Imatinib (trade name Gleevec), the drug that rose to fame as a potent and lasting treatment for chronic myeloid leukemia and some other cancers has recently shown a tantalizing aptitude for targeting autoimmune diseases as well.

Both in mice with auto-immune hepatitis and arthritis and in case reports from patients with rheumatoid arthritis ,

psoriasis and Crohn’s disease, the thinking is that the drug, a tyrosine kinase inhibitor, is working by dampening the immune response.

Now Cedric Louvet, a postdoc in Jeffrey Bluestone’s lab at the University of California, San Francisco and colleagues have asked what Gleevec will do in what is possibly the most infamous autoimmune disease of them all: juvenile diabetes, also known as type I diabetes, in which the body’s immune system attacks and eventually destroys the insulin-producing β cells of the pancreas. The answer they found is exciting, if highly preliminary.

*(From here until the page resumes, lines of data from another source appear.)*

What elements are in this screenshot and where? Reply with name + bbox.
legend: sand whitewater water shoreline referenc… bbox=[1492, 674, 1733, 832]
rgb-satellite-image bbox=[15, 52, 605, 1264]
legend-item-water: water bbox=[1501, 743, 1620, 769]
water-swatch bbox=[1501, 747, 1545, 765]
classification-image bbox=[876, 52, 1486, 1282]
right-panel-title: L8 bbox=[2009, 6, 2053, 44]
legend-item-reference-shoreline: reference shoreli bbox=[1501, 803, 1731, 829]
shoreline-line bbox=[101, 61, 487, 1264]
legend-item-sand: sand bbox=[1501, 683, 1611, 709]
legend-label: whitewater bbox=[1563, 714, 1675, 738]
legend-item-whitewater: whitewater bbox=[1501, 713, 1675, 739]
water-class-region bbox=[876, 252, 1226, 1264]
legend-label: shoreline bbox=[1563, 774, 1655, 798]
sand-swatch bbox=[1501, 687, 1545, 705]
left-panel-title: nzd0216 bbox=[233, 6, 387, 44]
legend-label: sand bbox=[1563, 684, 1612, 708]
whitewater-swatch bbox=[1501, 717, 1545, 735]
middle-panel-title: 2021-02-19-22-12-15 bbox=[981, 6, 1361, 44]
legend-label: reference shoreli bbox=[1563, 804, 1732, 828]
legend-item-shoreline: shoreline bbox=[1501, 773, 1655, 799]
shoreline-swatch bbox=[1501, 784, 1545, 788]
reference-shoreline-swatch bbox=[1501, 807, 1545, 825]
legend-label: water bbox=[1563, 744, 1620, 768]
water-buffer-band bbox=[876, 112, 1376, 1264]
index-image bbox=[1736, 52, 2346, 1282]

Louvet and his team report this week in Proceedings of the National Academy of Sciences that Gleevec cured 80% of mice afflicted with new cases of type I diabetes. Treating the mice for ten weeks led to long-lasting remission. (The diabetes reappeared in the mice when they were only treated for three weeks.) What’s more, seven weeks of treatment with the drug prevented the onset of diabetes in 80% of mice that weren’t yet diabetic but were engineered to get the disease. The protective effect was still working in a majority of them nearly one year later. Another tyrosine kinase-inhibiting drug, sunitinib (trade name Sutent), had similar effects.

The authors suggest that the drug may be throwing a wrench in the inflammatory works by targeting a tyrosine kinase that’s intimately involved in the immune response.